I had just managed to pepper-spray myself. Those of you that know me probably aren’t all that surprised.

I’d always kind of wondered what it would be like to be pepper-sprayed. Not enough to ever try it, but just enough to wonder if it was really that bad.

Yes. Yes it is.

My throat was coated in sulphur, and every time I tried to inhale, my windpipe tried to turn itself inside out. My eyes were clenched tightly shut with tears streaming from them; I couldn’t open them without searing pain. Even my arms and lips burned from where the vapours had landed on my unexposed skin.
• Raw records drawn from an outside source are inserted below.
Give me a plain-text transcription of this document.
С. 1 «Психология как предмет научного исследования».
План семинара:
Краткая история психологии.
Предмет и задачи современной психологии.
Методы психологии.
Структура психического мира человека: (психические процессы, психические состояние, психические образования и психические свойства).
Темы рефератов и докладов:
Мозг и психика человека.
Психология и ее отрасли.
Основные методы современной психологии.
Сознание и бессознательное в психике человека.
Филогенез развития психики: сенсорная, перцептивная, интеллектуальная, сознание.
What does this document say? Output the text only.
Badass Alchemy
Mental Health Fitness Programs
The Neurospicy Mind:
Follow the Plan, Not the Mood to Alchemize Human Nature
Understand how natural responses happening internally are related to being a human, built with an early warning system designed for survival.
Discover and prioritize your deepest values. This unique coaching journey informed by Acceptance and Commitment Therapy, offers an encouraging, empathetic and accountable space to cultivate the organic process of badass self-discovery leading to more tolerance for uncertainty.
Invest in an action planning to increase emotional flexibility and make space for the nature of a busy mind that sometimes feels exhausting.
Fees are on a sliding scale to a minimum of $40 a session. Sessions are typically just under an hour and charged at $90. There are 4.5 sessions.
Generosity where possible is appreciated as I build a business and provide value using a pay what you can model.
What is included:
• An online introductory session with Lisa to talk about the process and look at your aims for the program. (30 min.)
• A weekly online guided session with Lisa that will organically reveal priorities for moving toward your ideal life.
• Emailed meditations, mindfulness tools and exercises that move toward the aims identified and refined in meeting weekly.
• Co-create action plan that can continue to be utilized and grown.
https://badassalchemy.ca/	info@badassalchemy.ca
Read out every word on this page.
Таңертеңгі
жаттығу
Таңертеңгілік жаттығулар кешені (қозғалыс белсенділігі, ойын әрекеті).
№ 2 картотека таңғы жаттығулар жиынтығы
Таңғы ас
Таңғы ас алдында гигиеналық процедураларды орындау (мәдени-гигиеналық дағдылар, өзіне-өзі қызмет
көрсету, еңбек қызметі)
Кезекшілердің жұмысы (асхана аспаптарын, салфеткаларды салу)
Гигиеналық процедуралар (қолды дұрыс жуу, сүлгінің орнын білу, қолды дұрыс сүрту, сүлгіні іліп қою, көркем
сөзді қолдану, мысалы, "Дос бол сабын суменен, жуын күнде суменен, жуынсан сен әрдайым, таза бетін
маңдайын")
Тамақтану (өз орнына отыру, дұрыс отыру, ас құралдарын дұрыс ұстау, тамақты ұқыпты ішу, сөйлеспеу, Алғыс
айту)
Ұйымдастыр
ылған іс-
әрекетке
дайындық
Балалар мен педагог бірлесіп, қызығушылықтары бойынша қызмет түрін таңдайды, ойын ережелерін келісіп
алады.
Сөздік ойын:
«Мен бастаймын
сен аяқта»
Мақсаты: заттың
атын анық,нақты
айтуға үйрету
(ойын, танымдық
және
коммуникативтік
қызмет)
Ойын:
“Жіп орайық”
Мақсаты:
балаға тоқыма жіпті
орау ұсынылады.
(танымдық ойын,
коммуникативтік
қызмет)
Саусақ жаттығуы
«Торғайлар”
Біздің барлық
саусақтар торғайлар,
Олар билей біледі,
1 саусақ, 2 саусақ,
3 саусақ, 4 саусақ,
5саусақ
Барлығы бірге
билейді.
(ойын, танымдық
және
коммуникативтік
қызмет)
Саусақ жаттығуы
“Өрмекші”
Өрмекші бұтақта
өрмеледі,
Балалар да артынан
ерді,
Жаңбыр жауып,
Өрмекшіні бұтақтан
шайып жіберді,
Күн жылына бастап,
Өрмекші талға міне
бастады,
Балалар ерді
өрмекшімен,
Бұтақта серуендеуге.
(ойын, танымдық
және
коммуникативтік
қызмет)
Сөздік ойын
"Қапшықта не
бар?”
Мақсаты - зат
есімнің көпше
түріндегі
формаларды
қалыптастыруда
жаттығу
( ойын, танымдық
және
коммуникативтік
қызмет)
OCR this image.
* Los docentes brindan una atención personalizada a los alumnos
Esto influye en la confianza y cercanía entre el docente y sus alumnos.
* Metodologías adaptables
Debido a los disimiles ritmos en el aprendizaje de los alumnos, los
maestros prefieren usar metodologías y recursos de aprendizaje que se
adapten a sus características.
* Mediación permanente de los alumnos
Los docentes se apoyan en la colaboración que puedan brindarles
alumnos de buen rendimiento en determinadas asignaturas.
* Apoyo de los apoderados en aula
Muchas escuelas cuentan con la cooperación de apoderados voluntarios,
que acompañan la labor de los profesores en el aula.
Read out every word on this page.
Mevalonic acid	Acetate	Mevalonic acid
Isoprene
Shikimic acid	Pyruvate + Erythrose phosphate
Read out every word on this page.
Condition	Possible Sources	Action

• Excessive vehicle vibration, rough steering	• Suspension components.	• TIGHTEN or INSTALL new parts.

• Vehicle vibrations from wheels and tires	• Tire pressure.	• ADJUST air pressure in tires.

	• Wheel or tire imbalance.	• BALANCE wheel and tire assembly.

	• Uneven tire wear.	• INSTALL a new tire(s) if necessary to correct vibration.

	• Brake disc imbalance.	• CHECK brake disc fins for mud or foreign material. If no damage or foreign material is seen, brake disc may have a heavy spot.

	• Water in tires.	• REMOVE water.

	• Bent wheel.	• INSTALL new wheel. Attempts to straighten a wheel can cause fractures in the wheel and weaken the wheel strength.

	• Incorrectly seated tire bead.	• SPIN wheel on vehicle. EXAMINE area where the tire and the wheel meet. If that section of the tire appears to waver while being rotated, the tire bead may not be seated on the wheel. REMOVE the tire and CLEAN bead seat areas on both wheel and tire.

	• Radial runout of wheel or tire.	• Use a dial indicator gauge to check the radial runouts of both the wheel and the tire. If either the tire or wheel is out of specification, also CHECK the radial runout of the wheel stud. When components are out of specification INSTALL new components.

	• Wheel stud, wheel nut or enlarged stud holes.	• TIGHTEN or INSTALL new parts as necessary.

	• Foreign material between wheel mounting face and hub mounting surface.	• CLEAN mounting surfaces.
In hindsight, I probably should have tried that somewhere with ventilation. Like, the forest.

For the next several hours, my boyfriend and I camped outside our apartment; occasionally braving inside to see if the toxic gas had dissipated enough for us to go home.

Eventually, in the wee small hours of Saturday morning, we could re-enter our apartment without trying to cough up our throats.

Apologising profusely, I reattached the safety catch to the offending bear spray, wrapped it in about eight towels, and – now terrified of it – shoved it down the bottom of my bag, where it would stay for the entire duration of my hiking trip – including the two times I actually saw bears.

But on the bright side, at least now I knew it worked.

*I mean, apart from read the instructions.